I completed my undergraduate degree in Physics at the University of Leeds, which included a year in industry working at TWI Ltd, a research engineering company specialising in bespoke manufacturing technologies and industrial materials testing.
My project, ‘Designing new radiation hard MAX phase coatings by understanding irradiation damage at the atomic scale’ (supervised by Dr Sarah Haigh, Dr Philipp Frankel & Prof Michael Preuss), involves a relatively novel class of materials known as ‘MAX phases’ and their potential application to the extreme environments encountered inside a fusion reactor.
MAX Phases consist of alternating atomic layers of ceramic and metals. These have the chemical formula Mn+1AXn, where M is an early transition metal, A is an A-group element, X is carbon or nitrogen, and n = 1, 2, or 3. Due to their unique crystal structure, MAX phases combine many attractive properties of both ceramics and metals.

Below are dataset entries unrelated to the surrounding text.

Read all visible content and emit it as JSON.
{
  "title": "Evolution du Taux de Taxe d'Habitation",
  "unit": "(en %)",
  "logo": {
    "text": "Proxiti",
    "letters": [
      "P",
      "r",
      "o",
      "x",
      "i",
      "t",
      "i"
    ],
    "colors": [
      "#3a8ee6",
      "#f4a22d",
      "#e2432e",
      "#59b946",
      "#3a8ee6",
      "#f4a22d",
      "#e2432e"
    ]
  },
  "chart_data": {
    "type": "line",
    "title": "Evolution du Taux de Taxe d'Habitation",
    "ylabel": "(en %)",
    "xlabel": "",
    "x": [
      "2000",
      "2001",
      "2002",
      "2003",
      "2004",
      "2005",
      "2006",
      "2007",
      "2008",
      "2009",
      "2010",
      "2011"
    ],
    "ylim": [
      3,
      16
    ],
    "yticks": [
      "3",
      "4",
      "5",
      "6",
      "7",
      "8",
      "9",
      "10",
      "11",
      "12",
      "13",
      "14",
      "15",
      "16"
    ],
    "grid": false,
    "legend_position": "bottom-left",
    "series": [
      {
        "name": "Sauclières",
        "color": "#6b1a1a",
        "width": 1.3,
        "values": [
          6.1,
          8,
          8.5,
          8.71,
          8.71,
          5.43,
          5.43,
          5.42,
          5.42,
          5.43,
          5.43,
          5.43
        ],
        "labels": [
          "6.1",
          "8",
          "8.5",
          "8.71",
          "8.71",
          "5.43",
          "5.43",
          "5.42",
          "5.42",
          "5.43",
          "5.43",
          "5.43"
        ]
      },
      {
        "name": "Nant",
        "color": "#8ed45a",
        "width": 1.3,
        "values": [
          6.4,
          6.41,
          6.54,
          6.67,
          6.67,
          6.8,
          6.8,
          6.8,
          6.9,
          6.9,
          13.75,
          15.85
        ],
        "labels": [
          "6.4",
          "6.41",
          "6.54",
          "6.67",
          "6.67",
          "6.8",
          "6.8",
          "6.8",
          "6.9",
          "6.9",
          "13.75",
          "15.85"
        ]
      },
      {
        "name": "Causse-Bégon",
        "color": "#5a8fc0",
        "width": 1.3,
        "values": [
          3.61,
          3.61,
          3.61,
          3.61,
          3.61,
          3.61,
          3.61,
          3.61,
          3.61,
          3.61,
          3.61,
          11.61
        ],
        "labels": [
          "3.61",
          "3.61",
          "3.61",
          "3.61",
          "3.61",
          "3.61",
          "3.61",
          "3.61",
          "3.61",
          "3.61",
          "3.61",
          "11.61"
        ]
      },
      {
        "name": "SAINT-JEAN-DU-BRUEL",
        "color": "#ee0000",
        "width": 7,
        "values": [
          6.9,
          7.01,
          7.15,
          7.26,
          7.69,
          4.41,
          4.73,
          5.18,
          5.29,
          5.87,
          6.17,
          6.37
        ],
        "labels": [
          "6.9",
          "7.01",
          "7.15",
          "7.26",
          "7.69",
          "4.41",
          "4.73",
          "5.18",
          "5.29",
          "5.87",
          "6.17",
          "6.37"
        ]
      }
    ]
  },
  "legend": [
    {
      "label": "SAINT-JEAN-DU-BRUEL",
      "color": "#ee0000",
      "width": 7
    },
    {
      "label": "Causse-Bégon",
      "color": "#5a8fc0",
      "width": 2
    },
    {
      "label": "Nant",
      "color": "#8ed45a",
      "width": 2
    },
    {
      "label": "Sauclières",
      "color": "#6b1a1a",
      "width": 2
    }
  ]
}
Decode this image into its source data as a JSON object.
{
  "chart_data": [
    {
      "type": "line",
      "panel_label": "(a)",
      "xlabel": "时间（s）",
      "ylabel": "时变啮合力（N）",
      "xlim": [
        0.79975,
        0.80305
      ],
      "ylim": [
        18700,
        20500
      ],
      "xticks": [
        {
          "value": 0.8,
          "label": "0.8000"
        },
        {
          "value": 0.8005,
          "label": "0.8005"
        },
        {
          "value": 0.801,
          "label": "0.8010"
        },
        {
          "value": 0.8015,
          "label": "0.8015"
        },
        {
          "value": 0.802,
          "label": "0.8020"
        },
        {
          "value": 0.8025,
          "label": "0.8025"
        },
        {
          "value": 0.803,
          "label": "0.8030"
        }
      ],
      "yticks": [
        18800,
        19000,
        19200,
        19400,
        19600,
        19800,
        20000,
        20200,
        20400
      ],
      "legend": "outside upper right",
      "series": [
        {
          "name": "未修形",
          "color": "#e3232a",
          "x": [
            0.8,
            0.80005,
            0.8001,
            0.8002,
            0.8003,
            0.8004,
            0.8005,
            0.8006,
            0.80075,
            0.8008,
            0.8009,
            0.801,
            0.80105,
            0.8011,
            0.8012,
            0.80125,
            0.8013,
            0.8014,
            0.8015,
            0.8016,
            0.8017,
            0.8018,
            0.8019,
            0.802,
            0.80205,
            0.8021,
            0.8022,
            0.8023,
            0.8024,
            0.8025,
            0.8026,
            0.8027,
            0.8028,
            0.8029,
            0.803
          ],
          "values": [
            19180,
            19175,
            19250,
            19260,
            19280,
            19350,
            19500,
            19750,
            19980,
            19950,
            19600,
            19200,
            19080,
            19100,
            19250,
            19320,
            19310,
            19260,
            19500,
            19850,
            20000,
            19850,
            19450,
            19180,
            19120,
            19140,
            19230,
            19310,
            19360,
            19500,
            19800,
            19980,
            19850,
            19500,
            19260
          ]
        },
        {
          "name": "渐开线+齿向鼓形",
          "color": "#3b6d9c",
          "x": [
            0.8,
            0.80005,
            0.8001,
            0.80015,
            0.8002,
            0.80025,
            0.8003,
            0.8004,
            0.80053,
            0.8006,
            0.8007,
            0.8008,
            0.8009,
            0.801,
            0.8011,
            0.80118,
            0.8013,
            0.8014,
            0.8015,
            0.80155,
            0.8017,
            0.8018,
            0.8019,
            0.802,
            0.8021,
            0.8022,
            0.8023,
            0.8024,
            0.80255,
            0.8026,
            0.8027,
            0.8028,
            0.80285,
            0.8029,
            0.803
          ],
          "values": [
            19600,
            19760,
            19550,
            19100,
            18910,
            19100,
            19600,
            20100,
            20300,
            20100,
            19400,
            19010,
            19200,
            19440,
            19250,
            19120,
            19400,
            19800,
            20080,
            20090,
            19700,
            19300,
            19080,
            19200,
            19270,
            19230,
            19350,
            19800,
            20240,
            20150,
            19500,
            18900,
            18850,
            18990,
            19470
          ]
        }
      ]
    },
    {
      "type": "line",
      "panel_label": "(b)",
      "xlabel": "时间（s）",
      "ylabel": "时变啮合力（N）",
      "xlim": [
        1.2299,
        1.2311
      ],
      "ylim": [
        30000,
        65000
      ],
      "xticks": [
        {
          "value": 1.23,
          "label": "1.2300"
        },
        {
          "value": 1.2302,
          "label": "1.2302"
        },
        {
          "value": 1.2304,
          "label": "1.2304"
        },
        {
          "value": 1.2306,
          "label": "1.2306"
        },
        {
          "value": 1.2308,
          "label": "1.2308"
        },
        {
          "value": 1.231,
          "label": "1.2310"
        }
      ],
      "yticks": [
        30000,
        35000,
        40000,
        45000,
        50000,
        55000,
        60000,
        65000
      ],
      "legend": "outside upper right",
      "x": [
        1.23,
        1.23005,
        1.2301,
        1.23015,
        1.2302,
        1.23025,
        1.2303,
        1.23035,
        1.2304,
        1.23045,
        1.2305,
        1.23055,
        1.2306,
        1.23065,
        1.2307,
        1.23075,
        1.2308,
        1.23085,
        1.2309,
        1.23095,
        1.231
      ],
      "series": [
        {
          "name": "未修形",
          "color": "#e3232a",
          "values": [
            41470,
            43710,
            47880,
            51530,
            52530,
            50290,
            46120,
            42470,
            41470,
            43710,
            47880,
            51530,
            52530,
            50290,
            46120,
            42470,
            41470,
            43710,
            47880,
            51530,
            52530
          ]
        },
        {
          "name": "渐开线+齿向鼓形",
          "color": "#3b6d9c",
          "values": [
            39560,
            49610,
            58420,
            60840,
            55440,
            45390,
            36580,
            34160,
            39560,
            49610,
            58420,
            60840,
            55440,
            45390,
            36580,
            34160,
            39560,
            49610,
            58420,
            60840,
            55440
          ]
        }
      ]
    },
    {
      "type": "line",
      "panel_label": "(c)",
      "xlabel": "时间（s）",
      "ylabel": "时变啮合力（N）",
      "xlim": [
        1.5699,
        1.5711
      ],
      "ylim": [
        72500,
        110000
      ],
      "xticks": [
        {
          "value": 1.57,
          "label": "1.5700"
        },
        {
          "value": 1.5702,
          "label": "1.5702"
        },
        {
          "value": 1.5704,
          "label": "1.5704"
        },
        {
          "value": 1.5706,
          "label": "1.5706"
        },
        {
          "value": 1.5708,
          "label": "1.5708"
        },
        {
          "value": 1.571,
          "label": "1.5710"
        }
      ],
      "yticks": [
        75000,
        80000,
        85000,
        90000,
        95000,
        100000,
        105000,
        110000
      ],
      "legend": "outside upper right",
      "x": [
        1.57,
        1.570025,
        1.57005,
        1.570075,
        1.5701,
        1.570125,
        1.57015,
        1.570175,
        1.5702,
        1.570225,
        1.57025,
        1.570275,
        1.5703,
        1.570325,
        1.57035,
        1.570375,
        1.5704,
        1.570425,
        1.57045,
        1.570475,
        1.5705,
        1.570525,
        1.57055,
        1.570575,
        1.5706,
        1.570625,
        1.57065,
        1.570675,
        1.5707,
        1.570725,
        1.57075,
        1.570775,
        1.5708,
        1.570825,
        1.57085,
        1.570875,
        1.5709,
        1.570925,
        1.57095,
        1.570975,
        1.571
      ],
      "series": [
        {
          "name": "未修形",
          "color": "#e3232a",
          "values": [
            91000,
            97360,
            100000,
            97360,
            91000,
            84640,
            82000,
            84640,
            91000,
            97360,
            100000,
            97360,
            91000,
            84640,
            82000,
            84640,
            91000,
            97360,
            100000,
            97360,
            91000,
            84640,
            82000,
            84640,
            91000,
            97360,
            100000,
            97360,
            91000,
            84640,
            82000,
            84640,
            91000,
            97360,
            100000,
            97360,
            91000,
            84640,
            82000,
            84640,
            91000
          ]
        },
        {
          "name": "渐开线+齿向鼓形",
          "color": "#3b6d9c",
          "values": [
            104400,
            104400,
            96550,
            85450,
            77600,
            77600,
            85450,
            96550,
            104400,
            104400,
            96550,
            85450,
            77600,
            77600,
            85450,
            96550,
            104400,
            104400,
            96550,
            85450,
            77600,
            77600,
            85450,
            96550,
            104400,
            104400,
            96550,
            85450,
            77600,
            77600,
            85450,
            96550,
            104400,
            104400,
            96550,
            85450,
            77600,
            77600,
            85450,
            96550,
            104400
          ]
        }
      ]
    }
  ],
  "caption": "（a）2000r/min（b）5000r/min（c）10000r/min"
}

These can include high temperature stability, high stiffness, good electrical and thermal conductivity, fracture toughness, thermal shock resistance, and machinability.
Whilst certain MAX phases have shown promise in nuclear fission environments, their behaviour under fusion relevant temperatures and irradiation levels has not been explored until now. Additionally, the fundamental defect evolution mechanisms in MAX phases during particle irradiation is not fully understood. I will be utilising a range of high resolution techniques, including atomic resolution transmission electron microscopy, to understand radiation damage mechanisms in MAX phases with different compositions. I will use irradiation and characterisation facilities such as the Dalton Cumbria Facility; the University of Huddersfield’s MIAMI suite; the SuperSTEM Laboratory in Warrington and the University of Manchester. This will help to generate a better understanding of structure-property relationships and to optimize future materials with the goal of creating a truly radiation hard coating.